The scripts and input files that accompany this demo can be found in the demos/public directory of the Rosetta weekly releases.

KEYWORDS: STRUCTURE_PREDICTION GENERAL

Conceptual steps

  1. Create fragments for target sequence
  2. Find template structure
  3. Make a sequence alignment between template sequence and target sequence
  4. Download and clean the template pdb
  5. Make Rosetta flags file
  6. Execute Rosetta
  7. Analyze results

Detailed steps

  1. Create fragments for target sequence

    Obtain a FASTA file of your target sequence. You can get this from NCBI or you can make the file manually using the following format:

    >template
    AAAAKDLLEKDF
    

    Open a web browser and go to http://robetta.bakerlab.org/fragmentsubmit.jsp. Paste the target sequence into the sequence input box and click submit. Wait until the server finishes and download all the files produced to your working directory

  2. Find template structure

    Finding a template can be done in multiple ways. One suggestion is to submit the target sequence to HHpred or similar. HHpred can be found here: http://toolkit.tuebingen.mpg.de/hhpred.

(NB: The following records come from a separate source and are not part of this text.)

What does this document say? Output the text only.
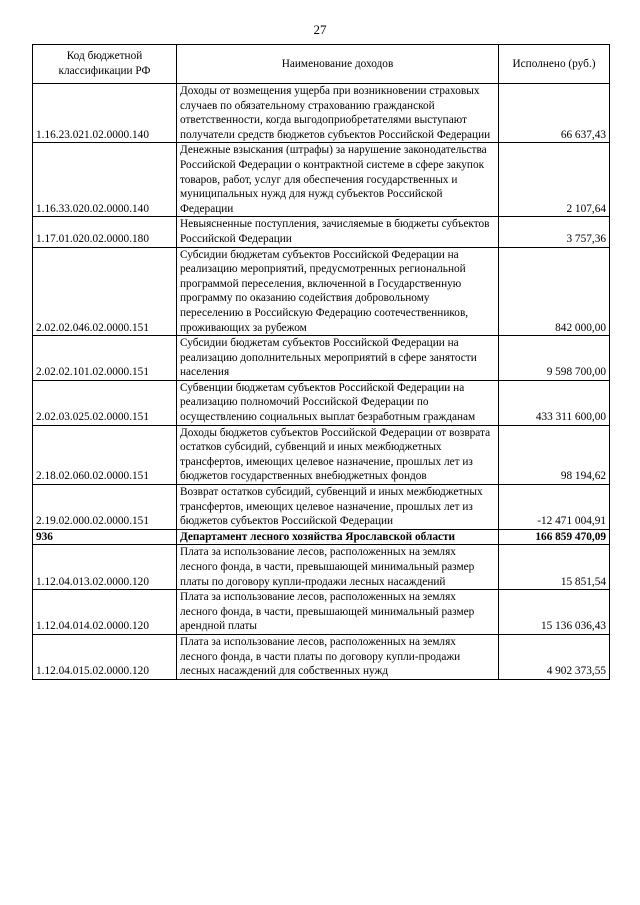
27
Код бюджетной классификации РФ	Наименование доходов	Исполнено (руб.)
1.16.23.021.02.0000.140	Доходы от возмещения ущерба при возникновении страховых случаев по обязательному страхованию гражданской ответственности, когда выгодоприобретателями выступают получатели средств бюджетов субъектов Российской Федерации	66 637,43
1.16.33.020.02.0000.140	Денежные взыскания (штрафы) за нарушение законодательства Российской Федерации о контрактной системе в сфере закупок товаров, работ, услуг для обеспечения государственных и муниципальных нужд для нужд субъектов Российской Федерации	2 107,64
1.17.01.020.02.0000.180	Невыясненные поступления, зачисляемые в бюджеты субъектов Российской Федерации	3 757,36
2.02.02.046.02.0000.151	Субсидии бюджетам субъектов Российской Федерации на реализацию мероприятий, предусмотренных региональной программой переселения, включенной в Государственную программу по оказанию содействия добровольному переселению в Российскую Федерацию соотечественников, проживающих за рубежом	842 000,00
2.02.02.101.02.0000.151	Субсидии бюджетам субъектов Российской Федерации на реализацию дополнительных мероприятий в сфере занятости населения	9 598 700,00
2.02.03.025.02.0000.151	Субвенции бюджетам субъектов Российской Федерации на реализацию полномочий Российской Федерации по осуществлению социальных выплат безработным гражданам	433 311 600,00
2.18.02.060.02.0000.151	Доходы бюджетов субъектов Российской Федерации от возврата остатков субсидий, субвенций и иных межбюджетных трансфертов, имеющих целевое назначение, прошлых лет из бюджетов государственных внебюджетных фондов	98 194,62
2.19.02.000.02.0000.151	Возврат остатков субсидий, субвенций и иных межбюджетных трансфертов, имеющих целевое назначение, прошлых лет из бюджетов субъектов Российской Федерации	-12 471 004,91
936	Департамент лесного хозяйства Ярославской области	166 859 470,09
1.12.04.013.02.0000.120	Плата за использование лесов, расположенных на землях лесного фонда, в части, превышающей минимальный размер платы по договору купли-продажи лесных насаждений	15 851,54
1.12.04.014.02.0000.120	Плата за использование лесов, расположенных на землях лесного фонда, в части, превышающей минимальный размер арендной платы	15 136 036,43
1.12.04.015.02.0000.120	Плата за использование лесов, расположенных на землях лесного фонда, в части платы по договору купли-продажи лесных насаждений для собственных нужд	4 902 373,55
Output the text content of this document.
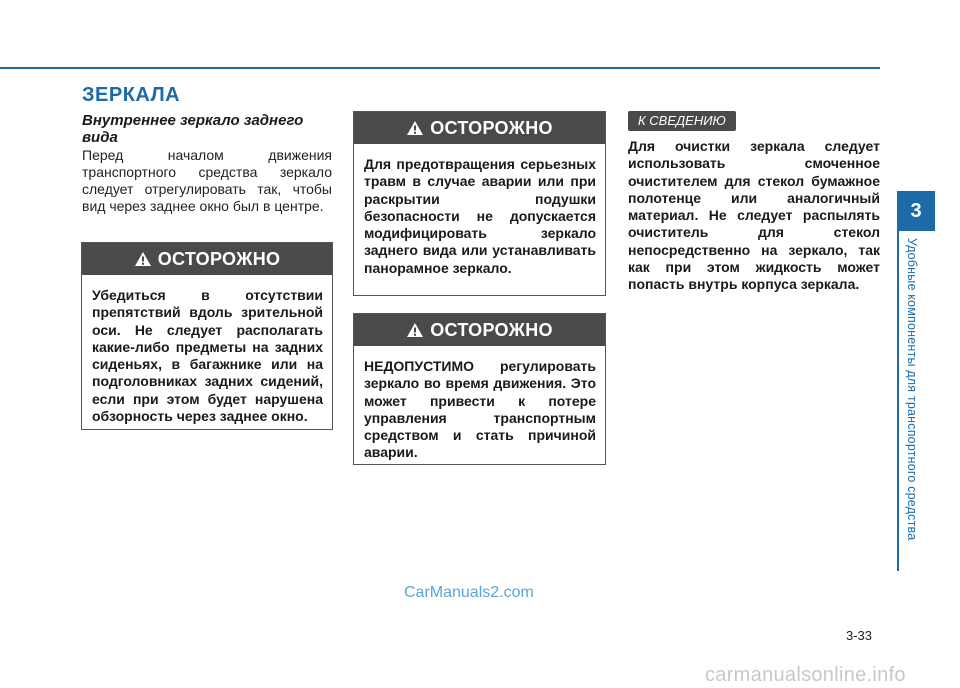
ЗЕРКАЛА
Внутреннее зеркало заднего вида
Перед началом движения транспортного средства зеркало следует отрегулировать так, чтобы вид через заднее окно был в центре.
ОСТОРОЖНО
Убедиться в отсутствии препятствий вдоль зрительной оси. Не следует располагать какие-либо предметы на задних сиденьях, в багажнике или на подголовниках задних сидений, если при этом будет нарушена обзорность через заднее окно.
ОСТОРОЖНО
Для предотвращения серьезных травм в случае аварии или при раскрытии подушки безопасности не допускается модифицировать зеркало заднего вида или устанавливать панорамное зеркало.
ОСТОРОЖНО
НЕДОПУСТИМО регулировать зеркало во время движения. Это может привести к потере управления транспортным средством и стать причиной аварии.
К СВЕДЕНИЮ
Для очистки зеркала следует использовать смоченное очистителем для стекол бумажное полотенце или аналогичный материал. Не следует распылять очиститель для стекол непосредственно на зеркало, так как при этом жидкость может попасть внутрь корпуса зеркала.
3
Удобные компоненты для транспортного средства
CarManuals2.com
3-33
carmanualsonline.info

  3. Make a sequence alignment between the template sequence and the target sequence

    In order to generate the alignment, you need the primary sequences of both the target and the template. For the template, go to www.pdb.org and search for the PDB code of your template (obtained in Step 2). In this case, we are using 2AST. In fact, we are using part of chain B from 2AST. On the top right, click the down arrow by "Download Files" and click on "FASTA sequence". Alternatively, you can get the FASTA sequence from NCBI (see Step 1) or make it manually.

    Align the sequences using ClustalW or the alignment tool of your choice (e.g., EMBOSS, FASTA, Nexus, etc.). Create a FASTA file (template_target.fasta) containing both primary sequences. Go to http://www.ebi.ac.uk/Tools/msa/clustalw3/ and upload the newly created fasta file. The default settings are a good place to start to generate a generally good sequence alignment. Use the slow alignment for better results Enter your email so you can results. Click submit at the bottom of the page. Depending on the size of the sequences being aligned, it will take anywhere from 5 minutes to some hours or days to run

    After you generate the alignment file, put it in a format like this:

    score 123.456
    t000_           1 VIAFRCPRSFMDQPLAEHFSPFRVQHMDLSNS------VIEVSTL
    2astB_66-105_renumbered 1 ILSLRRSLSYVIQGMANIESLNLSGCYNLTDNGLGHAFVQEIGSL
    

    where the score is a floating point number, column 1 starting on line 2 is the name of the target (or template, on line 3), column 2 is the beginning sequence position for the threading, and the rest of the line is the sequence.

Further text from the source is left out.